I'm not a fan of Halls of Fame (or is it "Hall of Fames"?). It is voted on by people who, mostly, never actually played the game. For some ungodly reason, there is a morals hurdle that voters seem to want to place on the nominees. And the voting makes no sense.

It's a bit of old news that Andre Dawson finally got enough votes to get into the Hall. Apparently 2010 was when he was worthy of making it because he wasn't close his first eight years on the ballot. I guess this extra year of not adding anything to his career made a difference.

That's the old argument. Either you are a Hall of Famer or you are not. We've heard all this before (note: read this article about how it took Joe DiMaggio three years on the ballot before he got into the Hall).

Here is my problem: David Segui got a vote.

Yes, someone who is given a vote for the Baseball Hall of Fame decided that David Segui should be in. What? And Ray Allen thinks the fans get All-Star voting wrong. This is David Segui who had a career .291 batting average, 139 home runs and 684 RBIs (or is it RsBI?) in 15 seasons. Segui played for the Orioles, Mets, Expos, Mariners, Blue Jays, Rangers, Indians and the Orioles again. He also admitted to using steroids and HGH.

Even diehard baseball fans probably haven't thought of Segui for years until reading this. Yet one voter honestly believes that he deserves to be in the Hall of Fame. Roger Maris, Pete Rose, Mark McGwire and Joe Jackson are out ... but Segui can be in?

That's ridiculous and that voter should have his "voting honor" taken away immediately. These Hall voters are the first one to tell you how high and mighty they are and how big of a responsibility it is to have a vote. They are first to tell you that fans have no idea what a Hall of Famer really is. Yet, David Segui.
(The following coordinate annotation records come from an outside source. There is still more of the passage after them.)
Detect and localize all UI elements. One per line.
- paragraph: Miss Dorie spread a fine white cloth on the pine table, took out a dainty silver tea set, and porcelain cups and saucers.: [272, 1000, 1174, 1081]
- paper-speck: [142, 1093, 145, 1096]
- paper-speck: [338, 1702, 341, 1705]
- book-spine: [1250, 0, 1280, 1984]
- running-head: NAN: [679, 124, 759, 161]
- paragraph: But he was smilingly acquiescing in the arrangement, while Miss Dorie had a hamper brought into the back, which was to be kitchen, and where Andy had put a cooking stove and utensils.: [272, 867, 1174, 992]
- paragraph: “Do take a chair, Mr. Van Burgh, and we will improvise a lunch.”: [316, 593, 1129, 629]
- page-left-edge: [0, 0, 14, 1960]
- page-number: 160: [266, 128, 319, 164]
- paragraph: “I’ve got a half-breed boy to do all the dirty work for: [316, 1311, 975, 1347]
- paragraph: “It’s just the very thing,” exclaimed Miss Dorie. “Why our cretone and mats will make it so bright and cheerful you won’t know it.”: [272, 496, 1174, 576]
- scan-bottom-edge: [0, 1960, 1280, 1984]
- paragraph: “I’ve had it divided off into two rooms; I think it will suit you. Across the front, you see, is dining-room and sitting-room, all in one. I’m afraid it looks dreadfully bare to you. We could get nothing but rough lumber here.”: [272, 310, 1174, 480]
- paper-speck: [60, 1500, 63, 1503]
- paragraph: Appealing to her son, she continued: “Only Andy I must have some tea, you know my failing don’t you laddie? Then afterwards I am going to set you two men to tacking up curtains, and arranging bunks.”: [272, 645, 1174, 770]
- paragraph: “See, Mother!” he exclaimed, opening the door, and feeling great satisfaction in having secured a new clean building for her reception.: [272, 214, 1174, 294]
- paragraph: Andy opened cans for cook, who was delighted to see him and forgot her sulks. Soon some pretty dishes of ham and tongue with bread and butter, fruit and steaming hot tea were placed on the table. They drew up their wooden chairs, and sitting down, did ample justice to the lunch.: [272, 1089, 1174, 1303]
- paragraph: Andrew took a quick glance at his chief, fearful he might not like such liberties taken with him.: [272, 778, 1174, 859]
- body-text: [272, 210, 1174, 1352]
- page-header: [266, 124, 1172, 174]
Segui hit more than 20 home runs in a season ... once. He drove in more than 100 RBIs ... once. He played more than 150 games in a season just three times. He is not a Hall of Famer by any way of looking at it. Well, there is one way that gets him in -- whomever voted for him.

If you read the linked article above, you'll see that only half of the voters voted for DiMaggio on his first ballot. Even two years later when he was finally voted in, there were over 11% of voters that felt he still shouldn't be in. So you have voters who believe that DiMaggio wasn't a Hall of Famer and one guy who thinks Segui is??? You've got to be kidding me!

Heck, on this last ballot, two people felt Ellis Burks was a Hall of Famer. Two people voted for Eric Karros. Kevin Appier and Pat Hentgen each got a vote. Yet five-percent of voters didn't think Babe Ruth deserved to go into the Hall when he was elected.